The beautiful and unseasonably warm fall has allowed us to sample two weeks longer than last year, but it is time to call it a season and bring in the boats! Although only the deeper sites in Long Pond and Messalonskee Lake have not experienced fall turnover, we have collected our final water profile, grab sample, and secchi reading from each of the ten sampling sites. We have also finished the sediment sampling on all of the seven lakes. A big thank you to the volunteers that braved the colder fall weather. We could not have finished our sampling effort without you! Due to the lack of ice, were unable to collect winter samples last year. We are crossing our fingers and hoping to get the snowmobiles out this year!

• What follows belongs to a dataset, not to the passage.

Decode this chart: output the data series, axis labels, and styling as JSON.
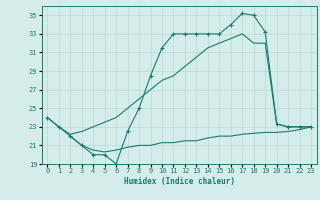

The off season will be very busy with water and sediment sample analysis (at Colby), data analysis, comparison of 2015-16 data, lake remediation meetings and logistics for winter and spring sampling. Stay tuned for another community update meeting in the spring!
Goldie was removed from Great Pond on November 7th. She will be cleaned up and on display in the MLRC gallery throughout the winter season. The Goldie website is a great place to find a summary of the data that she collected from May through early November.
Another place to find the water profile data collected from May through November is right here on MLRC website. I have recently posted the final data set for each of the seven lakes. I have displayed the data in a fall season profile to make the progression towards lake turnover easier to see. The Interactive map also displays the most recent data for each of the sampling sites.
The FlowCam will remain in the Colby Water Analysis Lab at the MLRC and will continue to be used for phytoplankton analysis by the research team. Feel free to stop in and look at the awesome pictures if you happen to be in the gallery while we are working!
It was great seeing new and familiar faces at the October Water Quality Community Meeting. The Colby Capstone students will be presenting their exciting lake data on December 6 at 1pm in the MLRC gallery. Hope to see you then!
Very bittersweet… the colder temperatures required lots of layered clothing, but the beautiful fall colors and lake wildlife that was enjoyed while sampling will be missed! It was a great 2016 season!
Wishing everyone a wonderful holiday season! Bring on the snow!